La mano de Brand se detuvo sobre la copa apenas un instante.
Stéinar lo advirtió. Eska se habría sentido orgullosa.
«Hablas de la madera», dijo Brand.
«De las personas que grabaron signos en ella antes que nosotros».
«Ni tú ni yo sabemos si eran personas. Un signo no equivale a un nombre».
«¿Y una canción equivale a la verdad?»
Brand alzó la mirada.
No había ira en sus ojos. Stéinar vio inquietud: Brand quería que el pasado siguiera siendo lo bastante sencillo para caber en una sola canción.

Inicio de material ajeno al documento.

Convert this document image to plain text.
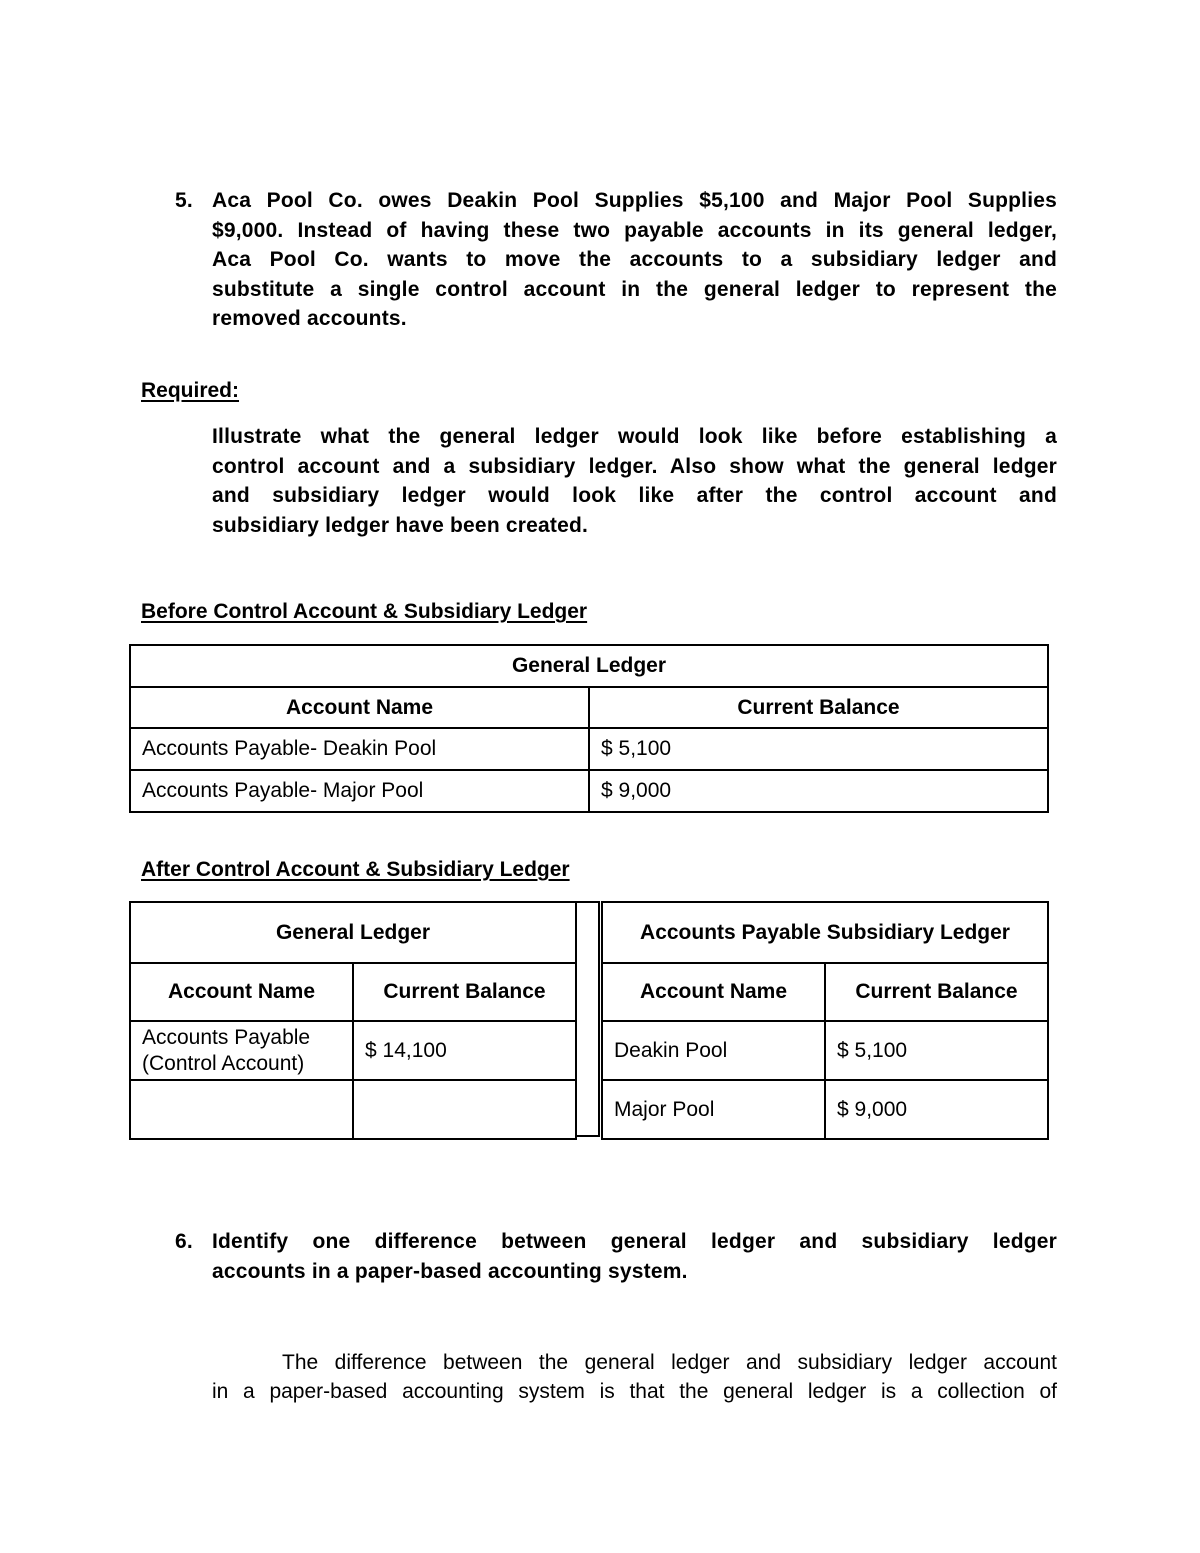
5. Aca Pool Co. owes Deakin Pool Supplies $5,100 and Major Pool Supplies
$9,000. Instead of having these two payable accounts in its general ledger,
Aca Pool Co. wants to move the accounts to a subsidiary ledger and
substitute a single control account in the general ledger to represent the
removed accounts.
Required:
Illustrate what the general ledger would look like before establishing a
control account and a subsidiary ledger. Also show what the general ledger
and subsidiary ledger would look like after the control account and
subsidiary ledger have been created.
Before Control Account & Subsidiary Ledger
General Ledger	
Account Name	Current Balance
Accounts Payable- Deakin Pool	$ 5,100
Accounts Payable- Major Pool	$ 9,000
After Control Account & Subsidiary Ledger
General Ledger	
Account Name	Current Balance

Accounts Payable
(Control Account)	$ 14,100

Accounts Payable Subsidiary Ledger	
Account Name	Current Balance
Deakin Pool	$ 5,100
Major Pool	$ 9,000
6. Identify one difference between general ledger and subsidiary ledger
accounts in a paper-based accounting system.
The difference between the general ledger and subsidiary ledger account
in a paper-based accounting system is that the general ledger is a collection of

«No enseñes mañana la madera del oeste. Si la presentas en la disputa, no destruirás las pretensiones de Rágned, sino la historia del primer asentamiento del norte. La gente necesita un comienzo, Stéinar, aunque no sea el primero del mundo entero».
Brand se levantó.
«En la disputa de la mañana nombraré a Rágned en la canción de Tierra Gris. Después todos repetirán mi versión. Piensa si quieres seguir siendo el hermano que discutió o convertirte en el hermano que volvió a huir».
Se marchó hacia las tiendas.
La copa seguía en manos de Brand, y Stéinar solo notaba al cinto la lazada vacía y cortada.